There are many factors who contributed to real estate remaining relatively stable. Read our expert's insights below.
Supply and demand were well balanced prior to the pandemic
Many investors had a significant supply of dry powder
And interest rates have remained low
Each of which has contributed to support investor confidence in this asset type
But obviously, there are many things that will change at the margin. While the pandemic has undoubtedly had many immediate effects, its most significant impact has been to accelerate numerous structural shifts that were well underway before any of us had heard of COVID-19.
But there is a dichotomy in operating fundamentals among property types - industrial real estate, health care, data centres, and residential have been positively disrupted, while offices, hotels, and retail have felt the negative effects.
The challenge is to start the process of discerning the trends that COVID-19 has instigated and their long-term potential, while still in the second / third wave of the pandemic, such as:
- Based on our recent 2021 Emerging Trends in Real Estate survey, while the pandemic was an eye-opener, we see it as an accelerant of existing trends. It is telling that most investors said that the pandemic exposed shortcomings in their organisations’ digital capabilities.
- Retail will continue to adapt, and some sections of retail are actually performing well. Neighbourhood retail seems to be holding strong, despite shutdowns and online shopping, because it offers everyday convenience to nearby residents.
- Office space is not dead - office space is still a status symbol; will that change? Quite possibly but, at the end of the day, offices won’t be places we “must” be. They will be places we “want” to be, offering basecamp collaboration, coaching, communication, creativity and community.
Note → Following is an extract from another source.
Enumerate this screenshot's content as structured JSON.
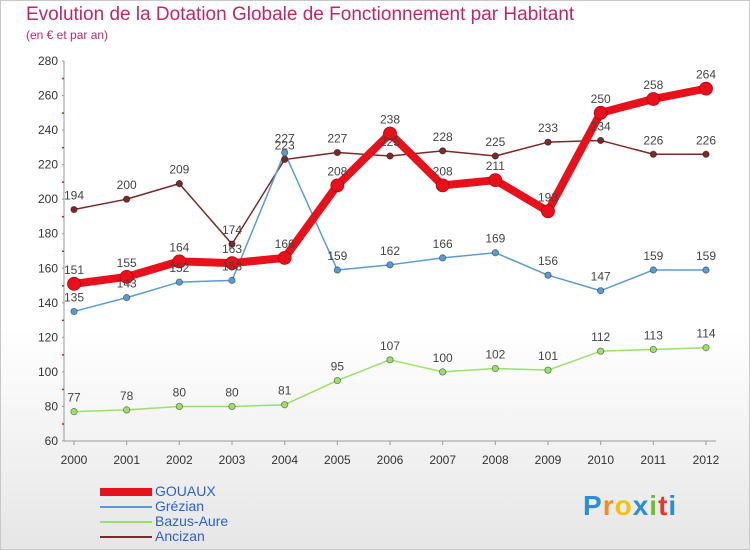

Most organisations recognise there is always going to be a need for office space. Maybe it will be less dense, maybe it will be more flexible, with people to work a couple days a week from home.
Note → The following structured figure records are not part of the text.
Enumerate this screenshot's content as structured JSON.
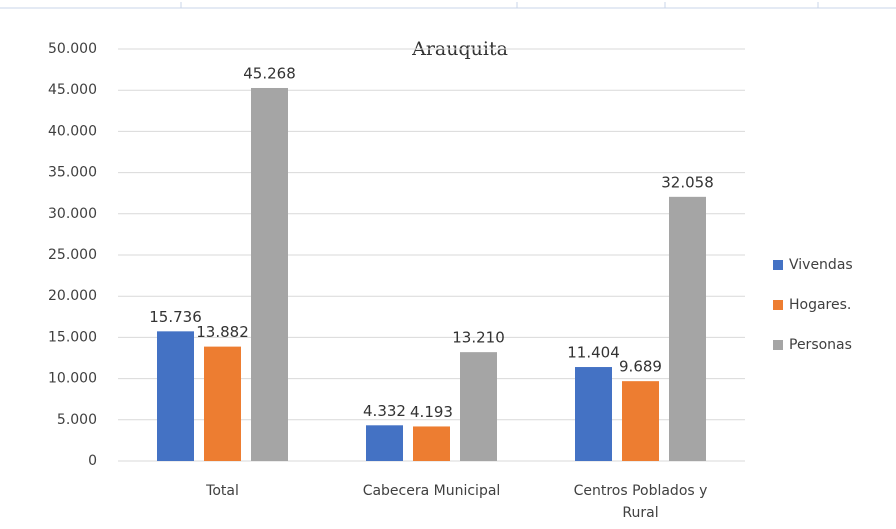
{
  "chart_data": {
    "type": "bar",
    "title": "Arauquita",
    "categories": [
      "Total",
      "Cabecera Municipal",
      "Centros Poblados y Rural"
    ],
    "series": [
      {
        "name": "Vivendas",
        "color": "#4472c4",
        "values": [
          15736,
          4332,
          11404
        ],
        "value_labels": [
          "15.736",
          "4.332",
          "11.404"
        ]
      },
      {
        "name": "Hogares.",
        "color": "#ed7d31",
        "values": [
          13882,
          4193,
          9689
        ],
        "value_labels": [
          "13.882",
          "4.193",
          "9.689"
        ]
      },
      {
        "name": "Personas",
        "color": "#a5a5a5",
        "values": [
          45268,
          13210,
          32058
        ],
        "value_labels": [
          "45.268",
          "13.210",
          "32.058"
        ]
      }
    ],
    "ylim": [
      0,
      50000
    ],
    "yticks": [
      0,
      {
        "value": 5000,
        "label": "5.000"
      },
      {
        "value": 10000,
        "label": "10.000"
      },
      {
        "value": 15000,
        "label": "15.000"
      },
      {
        "value": 20000,
        "label": "20.000"
      },
      {
        "value": 25000,
        "label": "25.000"
      },
      {
        "value": 30000,
        "label": "30.000"
      },
      {
        "value": 35000,
        "label": "35.000"
      },
      {
        "value": 40000,
        "label": "40.000"
      },
      {
        "value": 45000,
        "label": "45.000"
      },
      {
        "value": 50000,
        "label": "50.000"
      }
    ],
    "grid": true,
    "legend": "right"
  }
}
- Investment continues to be buoyant on the rent-yielding asset segment. Even during the lockdown, there has been good demand from investors for quality assets.
- Logistic distribution is strong and will remain strong. Increased consumer demand for same-day and next-day shipping will force online retailers to not only occupy distribution hubs within close proximity to their customers, but they also need to hold more stock on-hand, potentially increasing their spatial needs. Eager investors will have a hard time finding deals in industrial real estate opportunities, but for investors fortunate enough to already own warehouses, high rent prices and low vacancy rates will be a lucrative opportunity.
- Housing is a fundamental need, so there’s always demand – therefore residential will continue and has caught the eye of many investors as more and more of the population chooses renting over homeownership.